A board showing currency exchange rates, in front of a monument to Prince Yury Dolgoruky, who founded Moscow in 1147, in the capital Moscow, Dec. 1, 2014.
A board showing currency exchange rates, in front of a monument to Prince Yury Dolgoruky, who founded Moscow in 1147, in the capital Moscow, Dec. 1, 2014.

Russia is predicting it will slide into a recession next year.

Moscow's economic development ministry said Tuesday it is forecasting the Russian economy will contract eight-tenths of a percent in 2015, down from an earlier projection of a 1.2 percent advance.

Russia's economic fortunes are being buffeted by falling revenues on oil exports, the backbone of the state budget, and Western sanctions linked to Russia's intervention in Ukraine.

The sanctions are hurting Russian banks and investment in the country is falling, while the value of the Russian currency, the ruble, against the U.S. dollar has dropped by more than 40 percent this year.

The economic ministry said that its earlier, more robust prediction assumed that the sanctions imposed by the United States and European countries would be lifted next year, but said the new projection assumes "continuing strong geopolitical risks." The forecast sees more "capital flight" from Russia, a drop of $125 billion in investment instead of the earlier $100-billion estimate.

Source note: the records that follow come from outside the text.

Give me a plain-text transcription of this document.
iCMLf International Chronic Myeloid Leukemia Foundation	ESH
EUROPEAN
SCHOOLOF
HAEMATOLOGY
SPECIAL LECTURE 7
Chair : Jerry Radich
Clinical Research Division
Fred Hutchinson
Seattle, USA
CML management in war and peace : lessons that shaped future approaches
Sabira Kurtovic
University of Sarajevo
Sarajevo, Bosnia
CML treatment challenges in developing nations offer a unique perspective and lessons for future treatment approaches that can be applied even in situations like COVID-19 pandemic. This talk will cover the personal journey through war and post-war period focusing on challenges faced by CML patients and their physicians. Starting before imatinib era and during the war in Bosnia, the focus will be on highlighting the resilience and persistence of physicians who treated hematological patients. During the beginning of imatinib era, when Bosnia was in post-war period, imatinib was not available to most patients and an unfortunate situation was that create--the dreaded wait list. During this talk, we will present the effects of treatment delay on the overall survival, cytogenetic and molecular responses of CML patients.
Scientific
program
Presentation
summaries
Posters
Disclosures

Russia's economy has been particularly hard hit by falling oil revenues, with the price of crude oil on world markets dropping by a third since June to $70 a barrel or lower.

With the fall in the value of the ruble, inflation in Russia has accelerated, and could hit 9 percent in the coming weeks. The economic ministry estimated that the real incomes of Russians will diminish by 2.8 percent next year instead of the earlier prediction of a gain of four-tenths of a percent.

The decline in the Russian economy is in line with gloomier prospects throughout the world, except in the United States, where the world's largest economy is showing marked improvement. Europe's 18-nation euro currency bloc, collectively the world's largest economy, is near a recession, while China's economy is slowing and the Japanese economy already is in a recession.